The plan, approved by Labor’s political committee, foresees the creation of a Palestinian state and a return by Israel to its 1967 borders, with the exception of "rectifications" made for security reasons or to include Jewish settlements.

The outline of Labour's plan coincided with the release by right-wing Israeli settlers of another blueprint for the Middle East, which rules out the creation of a Palestinian state or the dismantling of any of their settlements.

Labor’s plan says Occupied Jerusalem would be the capital of both the Israeli and Palestinian states.

But it says Israel would keep sovereignty over eastern parts of the city occupied in 1967 and it rules out a right of return for Palestinian refugees and their descendants, who number some four million today.

It says if peace talks fail, there should be a "unilateral separation" from the Palestinians and Israel should continue building its highly controversial security barrier through the West Bank, albeit ensuring its route encroached less than it currently does on Palestinian land.

By contrast the plan by right-wing Jewish settlers seeks to expand the state of Israel to encompass the Palestinian territories occupied since 1967, Israeli public radio said.

The West Bank and Gaza Strip would be just two out of 10 "cantons", ensuring a Jewish majority in parliament, said officials at Yesha council, the settlers' representative body.

With figures indicating that the Palestinian population could outstrip the Jewish population in little more than a decade, the canton arrangement would guarantee a Jewish majority in parliament.

The plan -- drawn up by settlers' leaders and right-wing members of parliament, including some from Prime Minister Ariel Sharon's own Likud party -- is one of the most serious warnings from the right since Sharon established his government coalition in March 2001.

"The prime minister must understand in time that if he expels Jews from their houses, he will no longer have a majority in his government or in parliament," Ben Tzvi Lieberman, a senior member of Yesha, told Israeli radio.

Lieberman said the right-wingers' plan was needed because both the roadmap and the Geneva Initiative were "very bad solutions".

The roadmap envisages the creation of a Palestinian state by 2005. The Geneva Initiative, a project forged by left-wing Israeli politicians and leading Palestinians, also foresees the creation of a Palestinian state, with Israel handing over some of its own land in exchange for existing settlements being incorporated into Israeli borders.

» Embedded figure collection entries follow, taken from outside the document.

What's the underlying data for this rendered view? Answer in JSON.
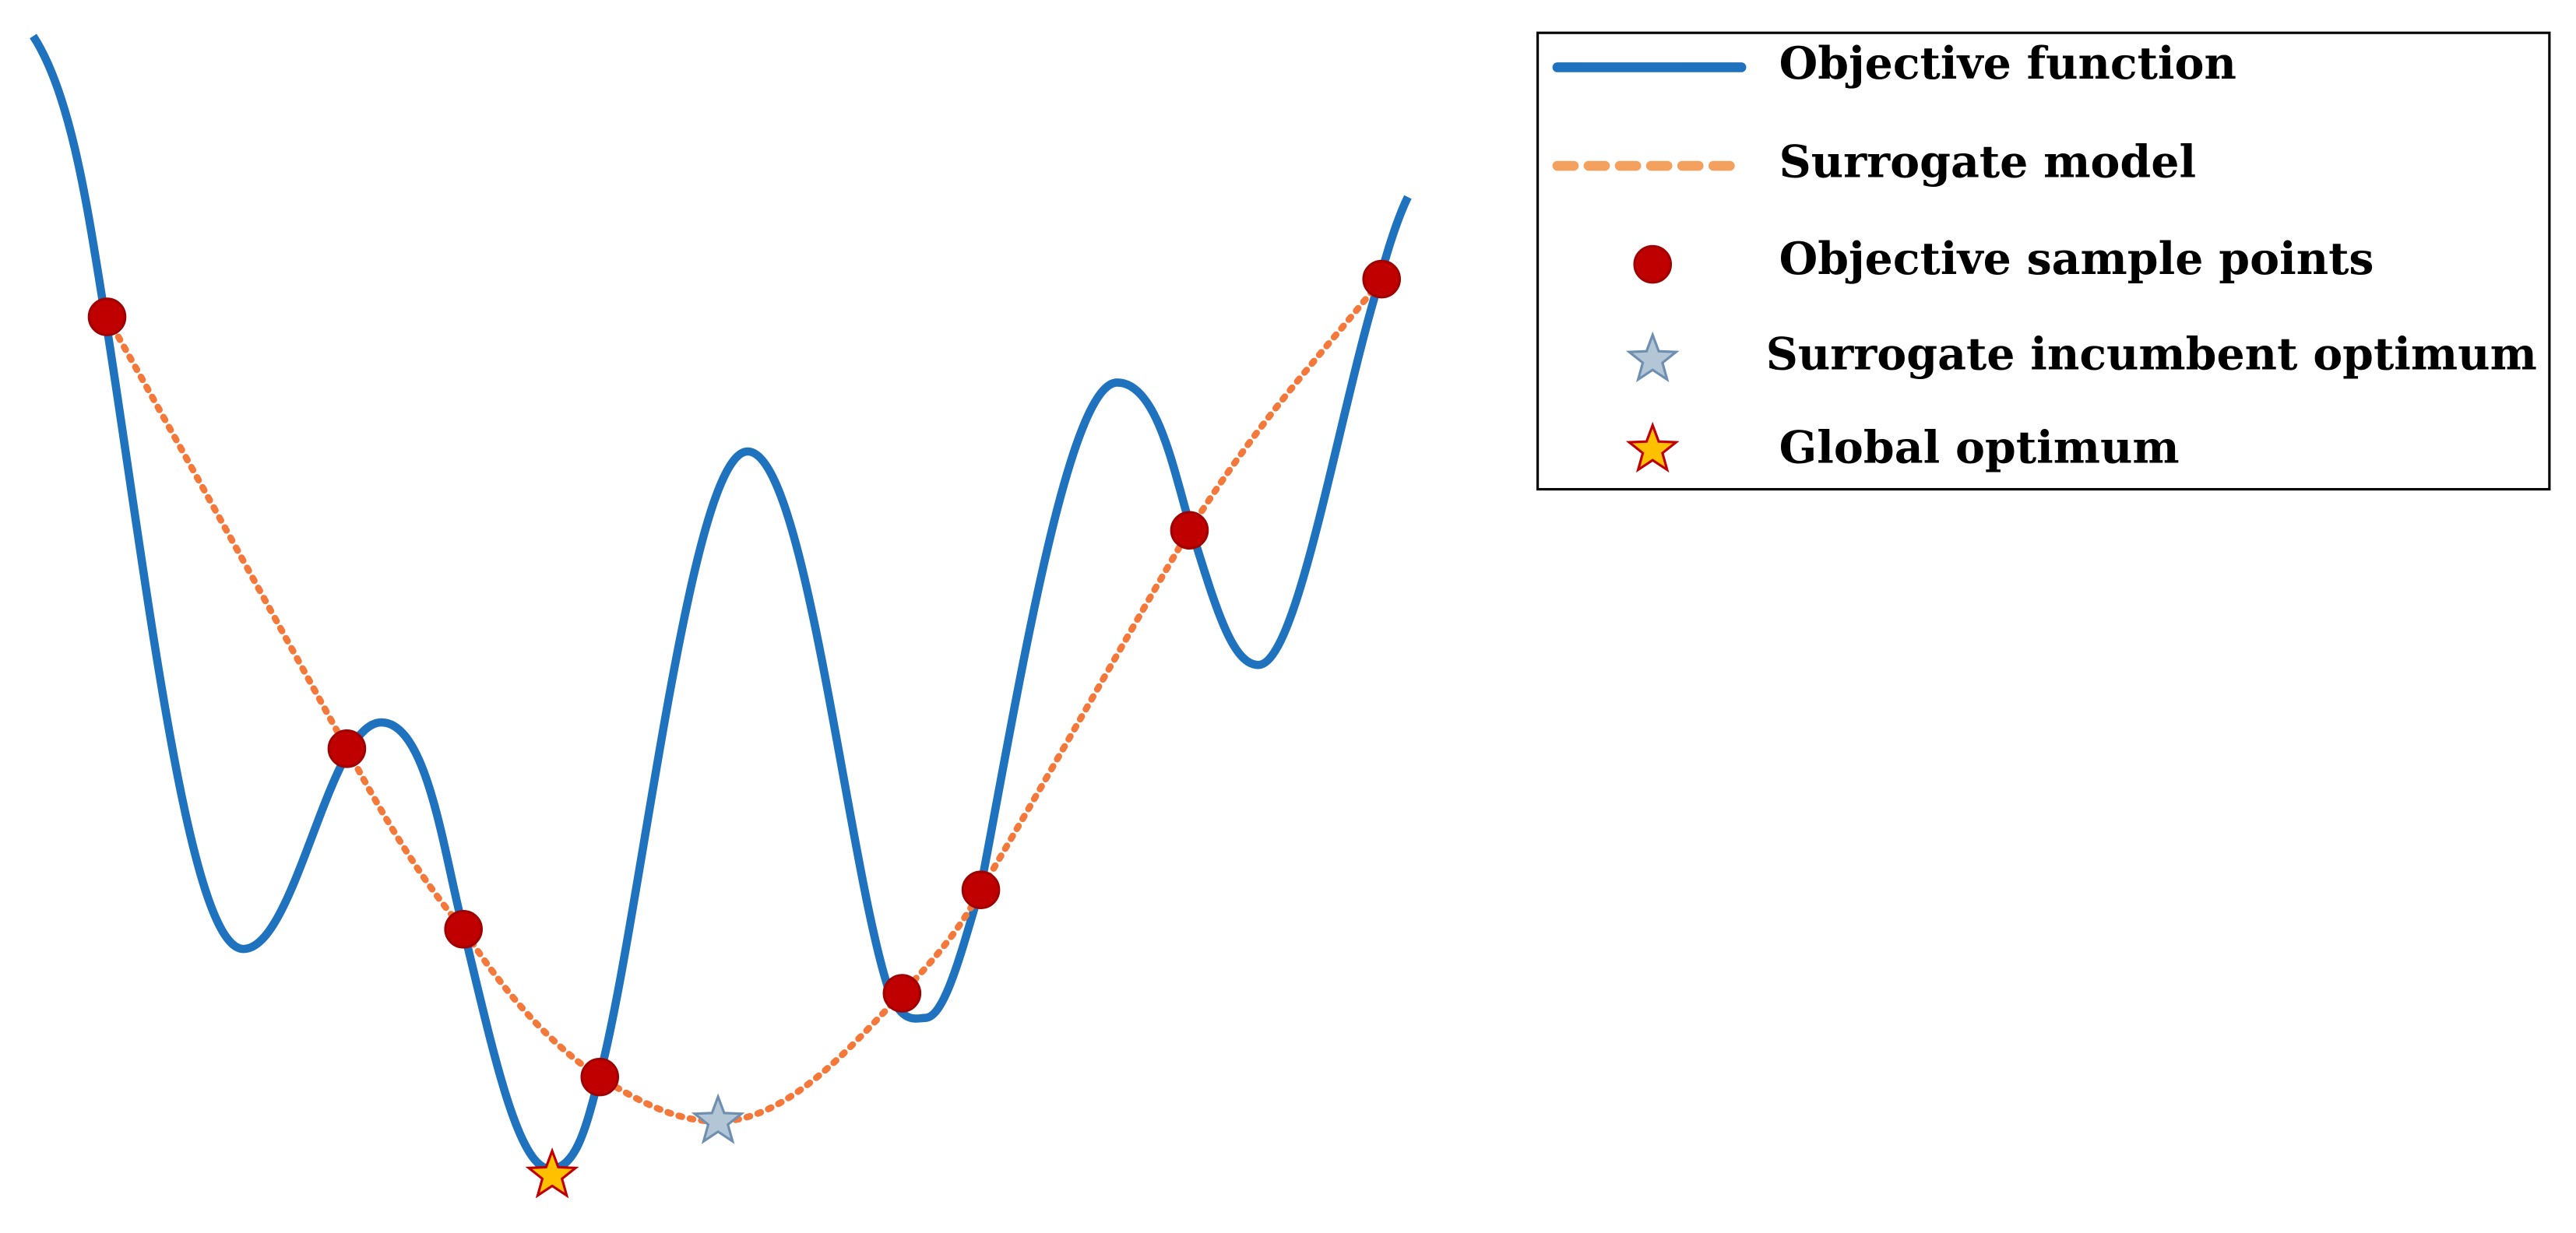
{
  "legend": {
    "items": [
      {
        "label": "Objective function"
      },
      {
        "label": "Surrogate model"
      },
      {
        "label": "Objective sample points"
      },
      {
        "label": "Surrogate incumbent optimum"
      },
      {
        "label": "Global optimum"
      }
    ]
  }
}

But the settlers' plan advocates "the eradication of terrorism, the abandonment of the principle of peace in exchange for land, autonomous administration for the Arabs and a final regional accord which would exclude the creation of a Palestinian state or the dismantling of settlements," Lieberman said.

Sharon, who has said he is considering "unilateral" measures towards the Palestinians, was reported on Tuesday to have received a tough time at the hands of his own MPs when he tried to convince them that there was no alternative to the land for peace principle.

While Sharon has remained tight-lipped about what his "unilateral" measures would involve, there have been widespread reports that it would see the evacuation of settlements on the far side of Israel's West Bank separation barrier or which were deemed difficult to defend.

Sharon's policies in the occupied territories recently came under fire from US President George W. Bush and his own top brass.

Bush said in a speech last week that the "daily humiliations" of Palestinians in Gaza and the West Bank had to end and called for a halt to all settlement activity in line with the terms of the roadmap.